World Health Organization
Regional Office for Europe
22 gennaio 2019
Il Report on the health of refugees and migrants in the WHO European Region: no public health without refugee and migrant health (2018), unico nel suo genere e di cui l’INMP ha coordinato le attività di studio epidemiologico, raccoglie e analizza le evidenze contenute in più di 13.000 documenti di letteratura a partire dal 2014, relativamente allo stato di salute dei rifugiati e dei migranti presenti nei 53 Paesi della Regione Europea dell’OMS.
Dall'analisi emerge che la maggior parte delle evidenze raccolte si concentra sulle malattie infettive, mostrando che i rifugiati e i migranti possono essere più vulnerabili sia nei luoghi di origine, sia di transito che di destinazione, a causa, ad esempio, dell’alta prevalenza di malattie infettive in alcuni Paesi di partenza, dei problemi nell'accesso ai servizi sanitari o di condizioni di vita deprivate nei Paesi di transito e destinazione. Ma è anche vero che emerge un rischio molto basso di trasmissione di queste malattie alla popolazione dei Paesi ospitanti.
Infatti, la maggior parte di coloro che giungono nei Paesi europei è sostanzialmente in buona salute, confermando l’ipotesi del “migrante sano”, legata alle buone condizioni di tali individui alla partenza. L’Italia, grazie al servizio sanitario universalistico di cui dispone, è in grado di fornire risposte efficaci in termini di individuazione precoce e trattamento, prendendosi cura della salute dei singoli e garantendo la salute delle comunità.
Dal rapporto emerge altresì un rilevante numero di altre condizioni di salute che possono rappresentare un carico di malattia per il migrante, sulle quali, però, vi è necessità di un ulteriore approfondimento: le malattie non trasmissibili, le problematiche legate alla salute mentale, alla salute materno-infantile e a quella occupazionale.
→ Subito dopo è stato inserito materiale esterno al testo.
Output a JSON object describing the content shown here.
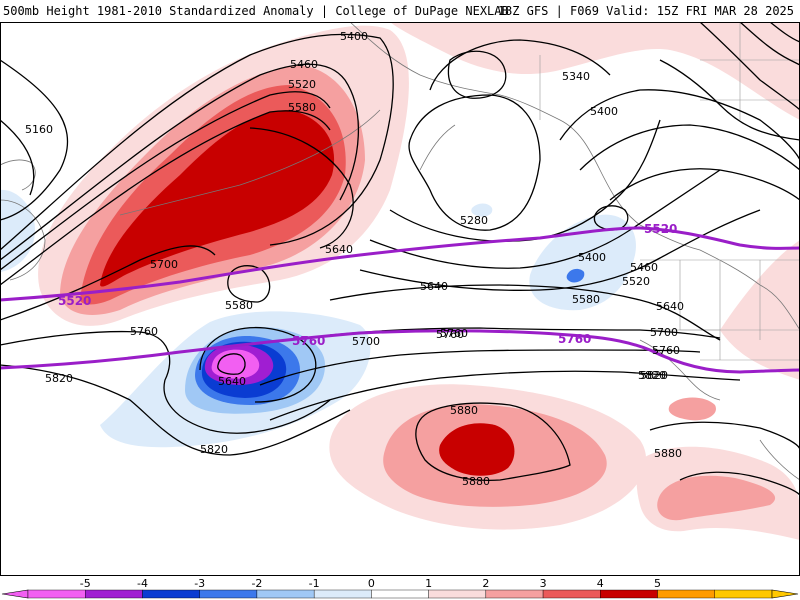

Tali problemi tendono spesso ad acuirsi per i migranti con il passare del tempo di permanenza nel Paese ospitante, a causa dell’esposizione continua a determinanti sociali negativi, specie laddove il sistema di integrazione risulti carente.
Molte malattie non trasmissibili, ad esempio, tra i rifugiati e i migranti appena giunti, sembrano avere tassi di prevalenza più bassi rispetto alla popolazione che li ospita, ma i due tassi iniziano a convergere man mano che aumenta la durata del soggiorno del migrante nel Paese; questo è particolarmente evidente per l'obesità. Inoltre, sebbene i rifugiati e i migranti abbiano un rischio più basso per quasi tutte le neoplasie, è più probabile che queste possano essere diagnosticate in una fase più tardiva rispetto alla popolazione ospite.
La salute mentale del migrante, che di suo può già risentire di esperienze traumatiche legate al percorso migratorio, può addirittura peggiorare, come nel caso della depressione, una volta raggiunto il Paese di destinazione, per via delle cattive condizioni socioeconomiche e dell’isolamento sociale.
Ancora, il rapporto sottolinea come i migranti nei luoghi di lavoro mostrino, tra gli uomini, incidenti più frequenti rispetto ai cittadini residenti, con condizioni di impiego e di accesso alla protezione sociale e sanitaria molto difformi.
Anche i risultati sulla salute materno-infantile mostrano esiti peggiori correlati alla gravidanza tra le donne migranti, mentre i fattori protettivi possono essere legati sia alla persona, quali il livello di istruzione o la conoscenza della lingua, sia all’efficacia delle politiche di integrazione.
Infine, le evidenze disponibili in tema di accesso ai servizi sanitari descrivono un quadro variegato nel continente, che dipende da molti fattori: tra questi, lo status giuridico - in particolare la condizione di regolarità nel Paese, l’organizzazione stessa dei servizi e la loro gratuità.
Occorre pertanto rafforzare la raccolta delle evidenze, la collaborazione intersettoriale e multidisciplinare, nonché i sistemi informativi nazionali, ed è necessario contribuire ad abbattere le barriere d’accesso ai servizi sanitari, con l’obiettivo di una sempre maggiore equità nella salute e dell’efficacia delle politiche di tutela della salute pubblica.